Plus de 920 millions d’euros levés au total, et une idée simple: les investisseurs veulent d’abord des chiffres propres et compris.
En bref
- Des chiffres mal tenus coûtent cher
- La data room peut faire basculer une levée
- L’IA arrive aussi sur la finance startup
Sasha Orloff, qui a participé à des levées totalisant plus de 920 millions d’euros (1 Md$), raconte qu’il a failli perdre un term sheet pour une raison très concrète, sa data room n’était pas prête. Dans l’écosystème startup, on parle souvent de vision, de narration, de momentum. Là, on retombe sur le dur, les chiffres, les pièces, l’état réel de la boîte.
Même avec un gros historique, rien n’est acquis
Dans l’émission Build Mode, animée par Isabelle Johannessen, le fondateur et CEO de Puzzle revient sur ce que lui ont appris plusieurs entreprises financées à grande échelle. Le message est limpide, les investisseurs n’attendent pas une société parfaite. Ils attendent des dirigeants capables d’expliquer, sans flou, où en est vraiment l’activité.
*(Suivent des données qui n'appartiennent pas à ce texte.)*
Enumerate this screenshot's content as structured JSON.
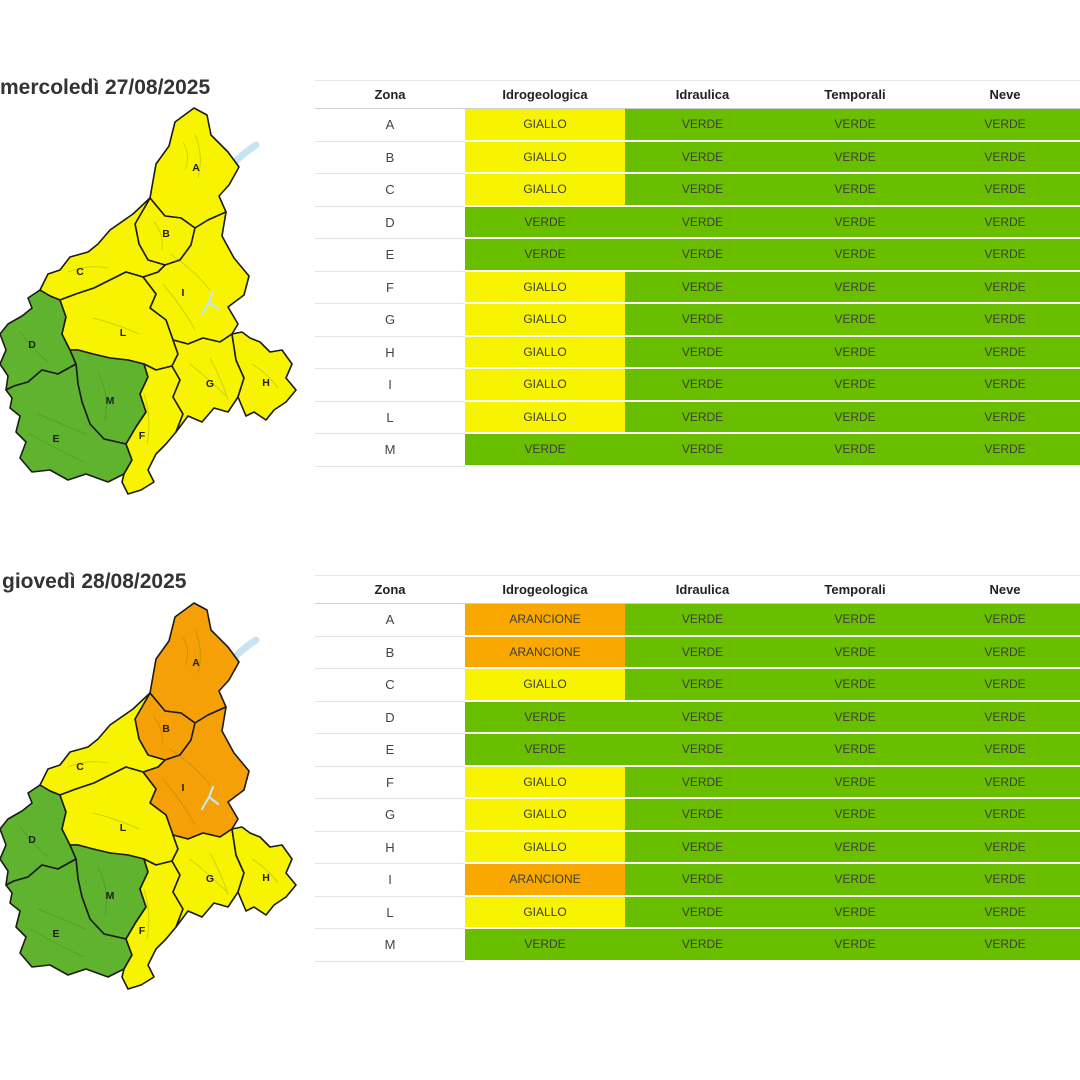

Et c’est là que pas mal de fondateurs se font piéger. Données désordonnées, métriques mal comprises, process lancés quand la trésorerie est déjà trop tendue. Résultat, moins de levier, une valorisation qui souffre, parfois même une feuille de conditions qui vacille.
Les métriques que les VCs veulent vraiment voir
Ce que Sasha Orloff met en avant n’a rien de décoratif. Les VCs regardent la croissance du revenu, bien sûr, mais aussi la qualité de ce revenu. Ils scrutent aussi le runway, les marges, l’efficacité commerciale et la rentabilité.
Bon, rien de neuf sur le papier. Ce qui compte, c’est qu’un fondateur les connaisse par cœur avant de pitcher. Pas pour réciter un tableau Excel, pour montrer qu’il comprend la mécanique économique de sa boîte. Et qu’il sait ce qui fonctionne, ce qui casse, ce qui doit être corrigé.
Les attentes changent à chaque stade de financement
La diligence n’a évidemment pas le même niveau entre un tour de pré-amorçage, un seed, une Série A ou une Série B. Plus la startup grandit, plus l’examen se durcit. Préparer les bons éléments en amont devient alors un vrai avantage de négociation, pas juste une tâche administrative.
Sasha Orloff insiste aussi sur un point assez sain, être honnête sur ce qui ne marche pas peut renforcer un pitch. Là encore, les investisseurs ne demandent pas la perfection. Ils veulent voir une lecture lucide de la réalité.
Pourquoi cette discussion compte au-delà du fundraising
Ce retour d’expérience éclaire aussi le produit de Puzzle. Les frustrations vécues par Sasha Orloff pendant ses levées et dans la gestion financière ont nourri la création de l’entreprise. En gros, mettre de l’ordre dans la finance n’aide pas seulement à lever, cela pèse aussi sur la confiance, la conformité et la valorisation.
Et il ouvre une dernière piste, l’IA pourrait changer la manière dont les startups gèrent leur comptabilité et lisent leur santé financière. Pour les fondateurs, le signal est clair, la finance n’est plus un back-office qu’on traite tard. C’est déjà un sujet produit, pilotage et pouvoir de négociation.